Al fine di semplificare la procedura di recapito della fattura elettronica, l’Agenzia delle Entrate ha reso noto che è pronto il servizio di registrazione massiva attraverso il quale gli intermediari, appositamente delegati, potranno comunicare con un’unica operazione gli indirizzi telematici da abbinare alle singole partite Iva di tutti i clienti.

Attraverso tale servizio – disponibile nel portale Fatture e Corrispettivi – vengono potenziate le funzionalità previste dal Provvedimento direttoriale 30 aprile 2018, n. 89757, con il quale furono approvate le regole tecniche e le specifiche tecniche relative all’emissione e alla ricezione delle fatture elettroniche.

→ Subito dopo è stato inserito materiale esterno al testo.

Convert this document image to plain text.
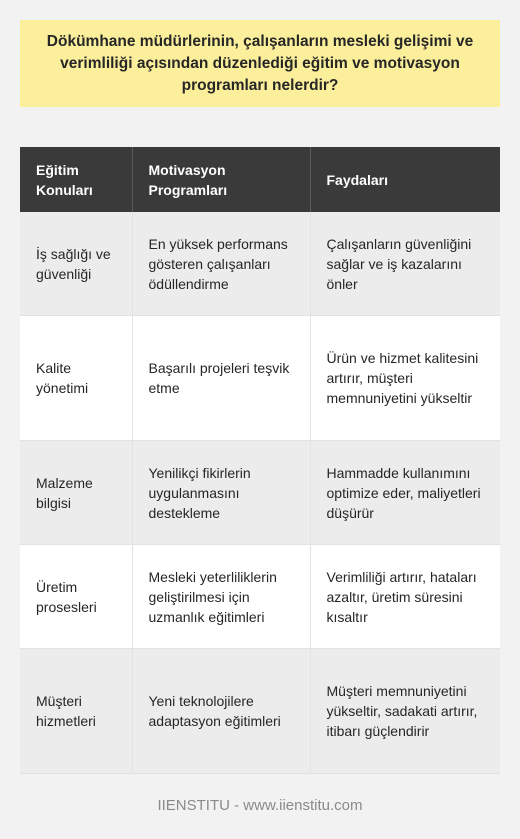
Dökümhane müdürlerinin, çalışanların mesleki gelişimi ve verimliliği açısından düzenlediği eğitim ve motivasyon programları nelerdir?
Eğitim Konuları	Motivasyon Programları	Faydaları
İş sağlığı ve güvenliği	En yüksek performans gösteren çalışanları ödüllendirme	Çalışanların güvenliğini sağlar ve iş kazalarını önler
Kalite yönetimi	Başarılı projeleri teşvik etme	Ürün ve hizmet kalitesini artırır, müşteri memnuniyetini yükseltir
Malzeme bilgisi	Yenilikçi fikirlerin uygulanmasını destekleme	Hammadde kullanımını optimize eder, maliyetleri düşürür
Üretim prosesleri	Mesleki yeterliliklerin geliştirilmesi için uzmanlık eğitimleri	Verimliliği artırır, hataları azaltır, üretim süresini kısaltır
Müşteri hizmetleri	Yeni teknolojilere adaptasyon eğitimleri	Müşteri memnuniyetini yükseltir, sadakati artırır, itibarı güçlendirir
IIENSTITU - www.iienstitu.com
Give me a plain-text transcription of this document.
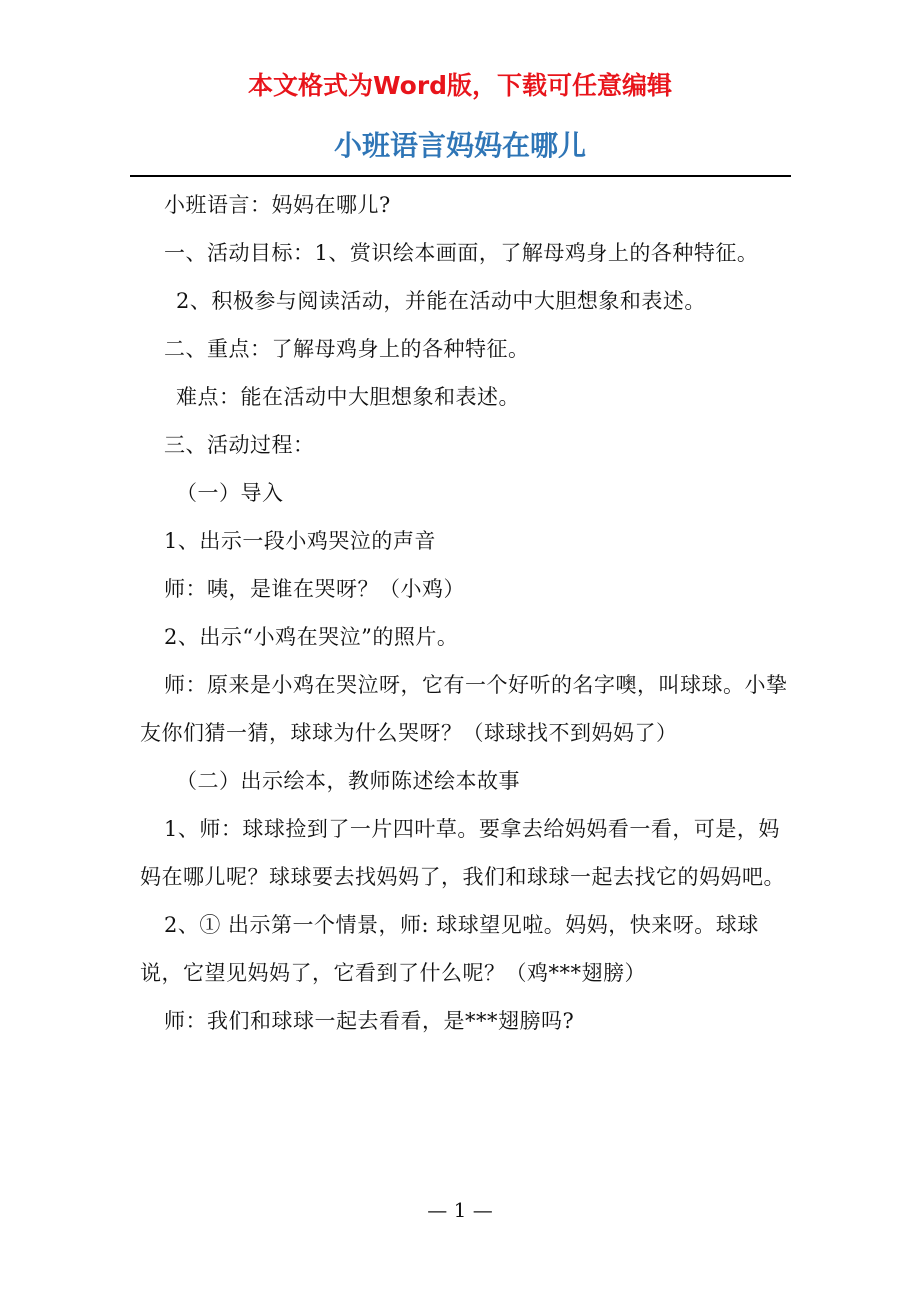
本文格式为Word版，下载可任意编辑

小班语言妈妈在哪儿

小班语言：妈妈在哪儿?

一、活动目标：1、赏识绘本画面，了解母鸡身上的各种特征。

2、积极参与阅读活动，并能在活动中大胆想象和表述。

二、重点：了解母鸡身上的各种特征。

难点：能在活动中大胆想象和表述。

三、活动过程：

（一）导入

1、出示一段小鸡哭泣的声音

师：咦，是谁在哭呀？（小鸡）

2、出示“小鸡在哭泣”的照片。

师：原来是小鸡在哭泣呀，它有一个好听的名字噢，叫球球。小挚友你们猜一猜，球球为什么哭呀？（球球找不到妈妈了）

（二）出示绘本，教师陈述绘本故事

1、师：球球捡到了一片四叶草。要拿去给妈妈看一看，可是，妈妈在哪儿呢？球球要去找妈妈了，我们和球球一起去找它的妈妈吧。

2、① 出示第一个情景，师: 球球望见啦。妈妈，快来呀。球球说，它望见妈妈了，它看到了什么呢？（鸡***翅膀）

师：我们和球球一起去看看，是***翅膀吗?

— 1 —
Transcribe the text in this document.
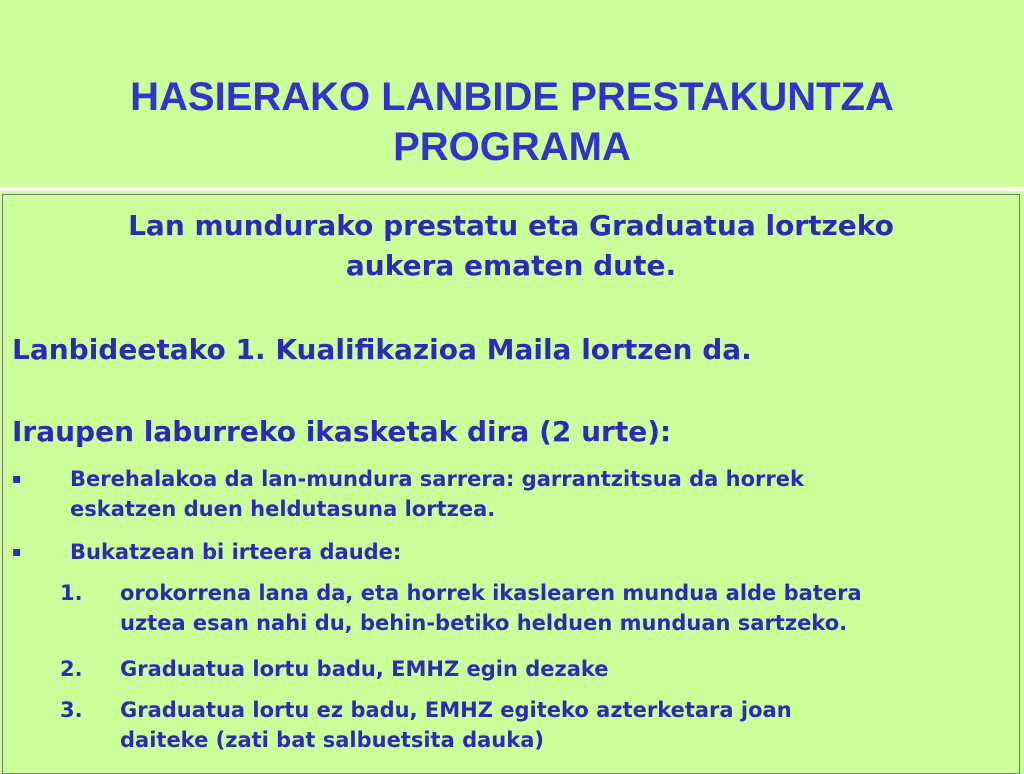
HASIERAKO LANBIDE PRESTAKUNTZA
PROGRAMA

Lan mundurako prestatu eta Graduatua lortzeko
aukera ematen dute.

Lanbideetako 1. Kualifikazioa Maila lortzen da.

Iraupen laburreko ikasketak dira (2 urte):

▪ Berehalakoa da lan-mundura sarrera: garrantzitsua da horrek
eskatzen duen heldutasuna lortzea.
▪ Bukatzean bi irteera daude:
1. orokorrena lana da, eta horrek ikaslearen mundua alde batera
uztea esan nahi du, behin-betiko helduen munduan sartzeko.
2. Graduatua lortu badu, EMHZ egin dezake
3. Graduatua lortu ez badu, EMHZ egiteko azterketara joan
daiteke (zati bat salbuetsita dauka)
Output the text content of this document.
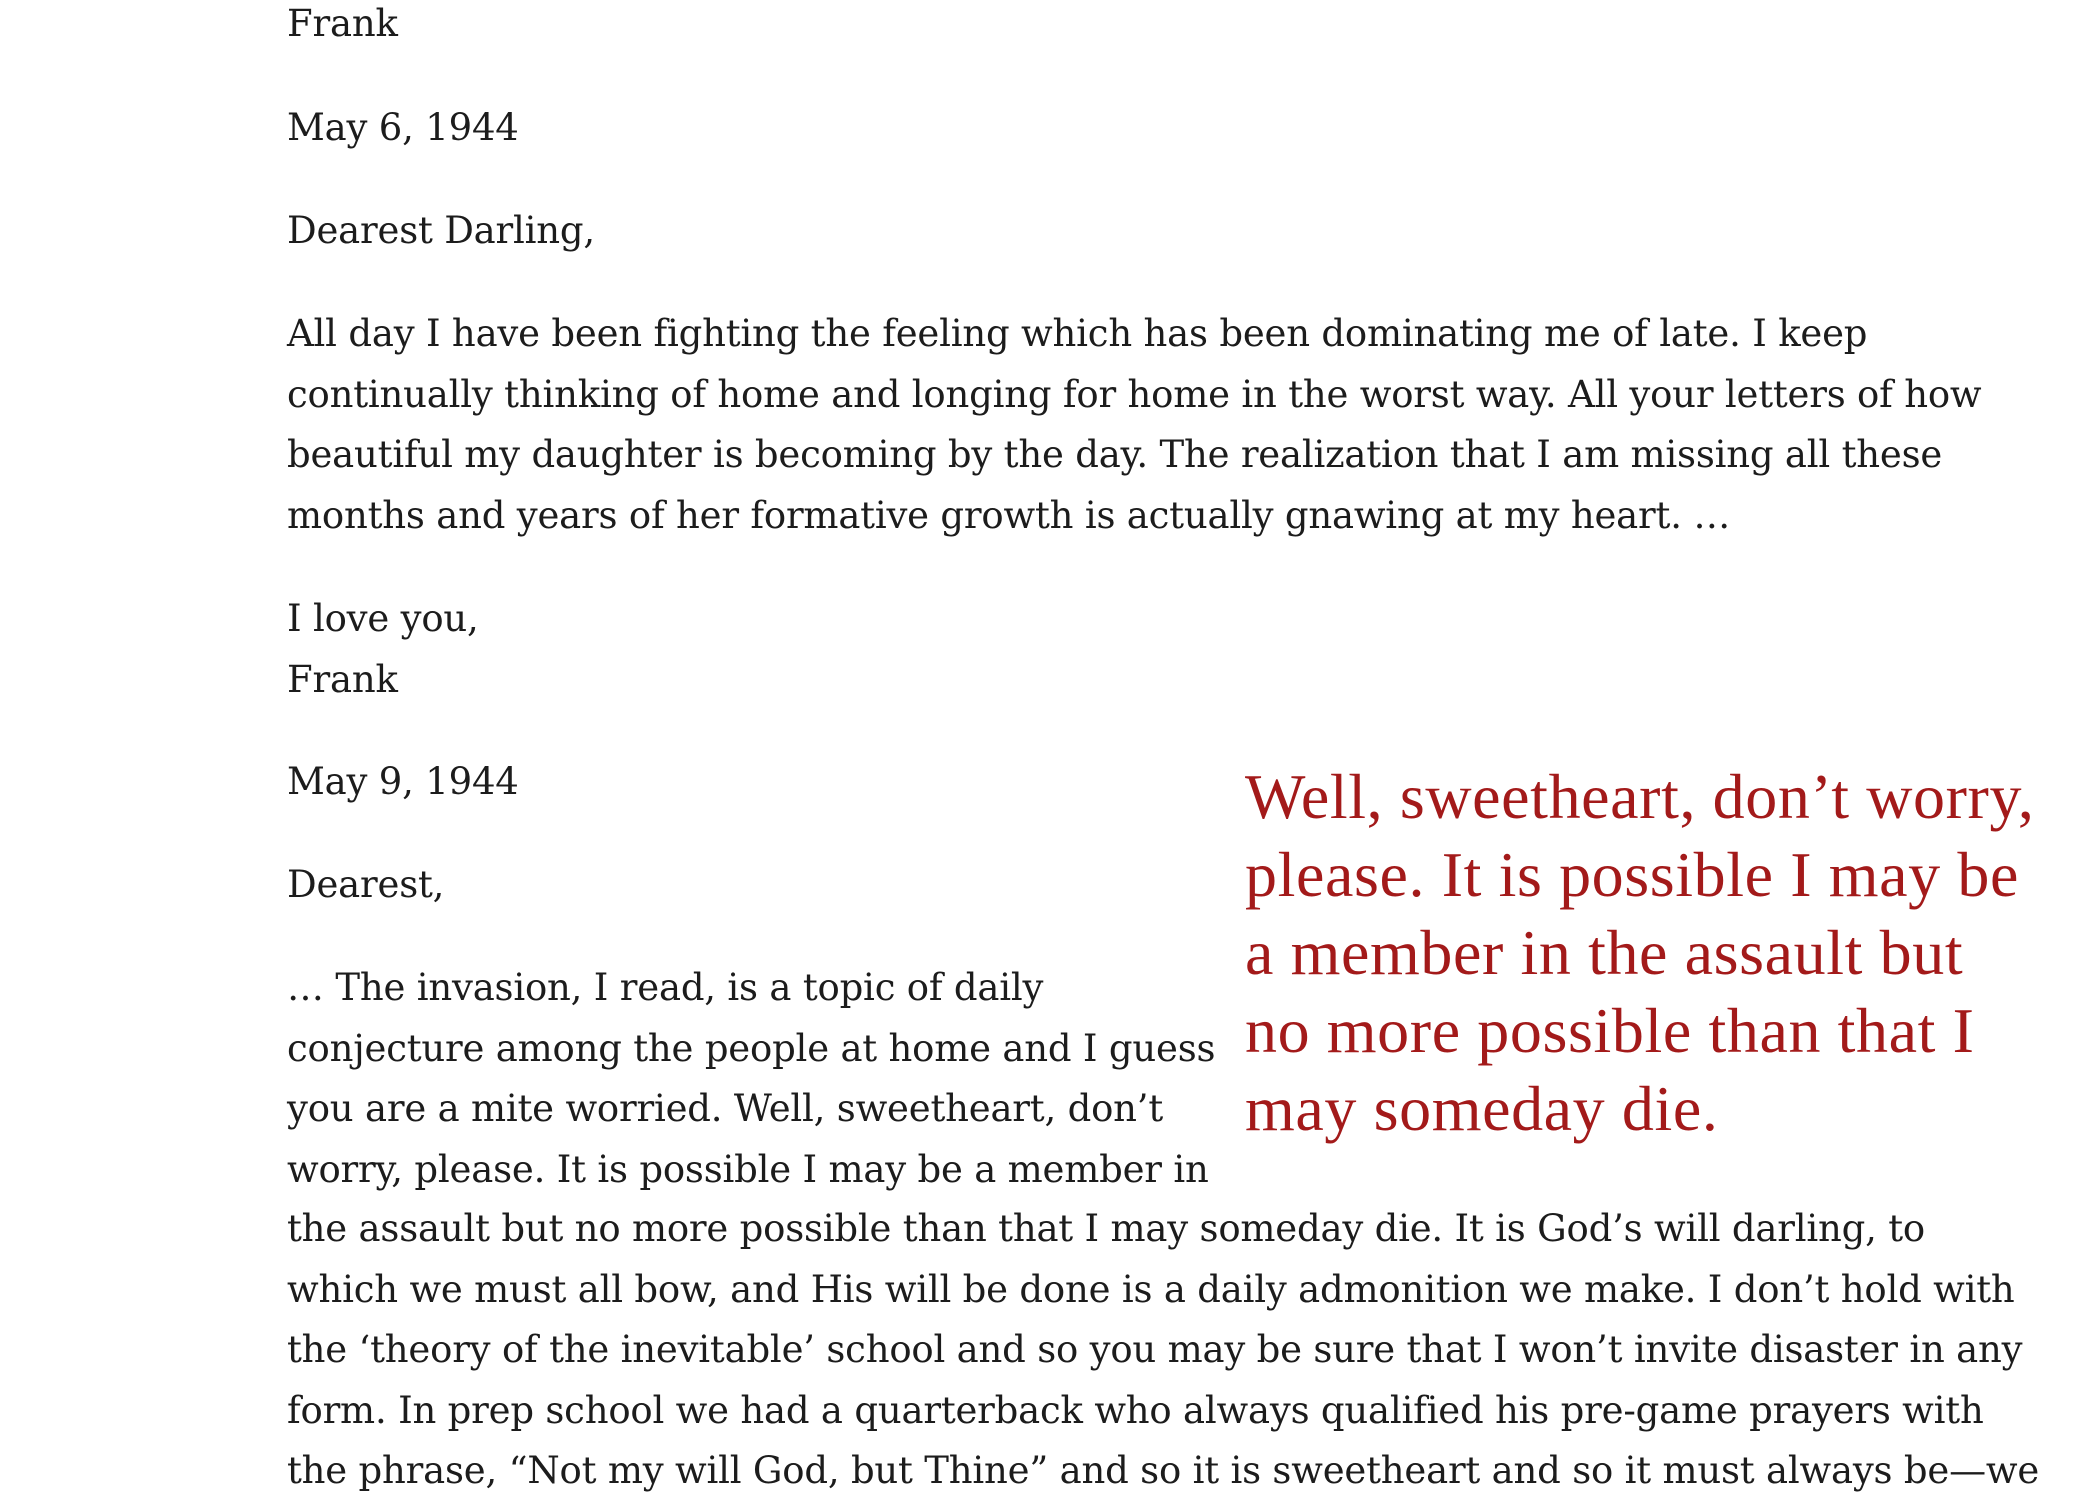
Frank
May 6, 1944
Dearest Darling,
All day I have been fighting the feeling which has been dominating me of late. I keep
continually thinking of home and longing for home in the worst way. All your letters of how
beautiful my daughter is becoming by the day. The realization that I am missing all these
months and years of her formative growth is actually gnawing at my heart. …
I love you,
Frank
May 9, 1944
Dearest,
… The invasion, I read, is a topic of daily
conjecture among the people at home and I guess
you are a mite worried. Well, sweetheart, don’t
worry, please. It is possible I may be a member in
the assault but no more possible than that I may someday die. It is God’s will darling, to
which we must all bow, and His will be done is a daily admonition we make. I don’t hold with
the ‘theory of the inevitable’ school and so you may be sure that I won’t invite disaster in any
form. In prep school we had a quarterback who always qualified his pre-game prayers with
the phrase, “Not my will God, but Thine” and so it is sweetheart and so it must always be—we
Well, sweetheart, don’t worry,
please. It is possible I may be
a member in the assault but
no more possible than that I
may someday die.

Con quest’ultimo intervento normativo fu inoltre specificato quanto segue:

  1. il file fattura elettronica al Sistema di Interscambio potrà essere trasmesso tramite pec, servizi web e mobile messi a disposizione dall’Agenzia delle Entrate oppure attraverso sistemi di cooperazione applicativa “web service” o trasmissione dati tra terminali remoti basato su protocollo FTP, a seconda del grado di automazione che il soggetto trasmittente è in grado di assicurare;
  2. al fine di consentire al SdI di recapitare la fattura elettronica alla controparte, l’emittente deve compilare nel file della fattura il campo “CodiceDestinatario”, valorizzandolo con il codice numerico di 7 cifre oppure con il codice convenzionale indicato nelle specifiche tecniche del presente provvedimento e la pec del cessionario/committente;
  3. per ovviare ai casi in cui il cessionario/committente soggetto Iva non si sia dotato di una casella di posta elettronica certificata, oppure non abbia attivato un canale telematico “web service” o FTP con SdI, o – infine – non ricorra ad un intermediario in grado di ricevere con tali modalità e per suo conto le fatture elettroniche, queste ultime saranno messe a disposizione del destinatario su un’apposita area web riservata dell’Agenzia delle Entrate: in questa ipotesi il cedente/prestatore è tenuto “tempestivamente” (così si esprime la circolare) a comunicare al cessionario/committente che la fattura è acquisibile dalla citata area autenticata.

Anche al fine di ridurre gli errori nella fase di predisposizione della fattura, è stato messo a disposizione un servizio web per la generazione di un QR-Code che potrà essere mostrato dal destinatario all’emittente per consentire a quest’ultimo – se dotato di apposito lettore – di acquisire in automatico i dati identificativi Iva del cessionario/committente.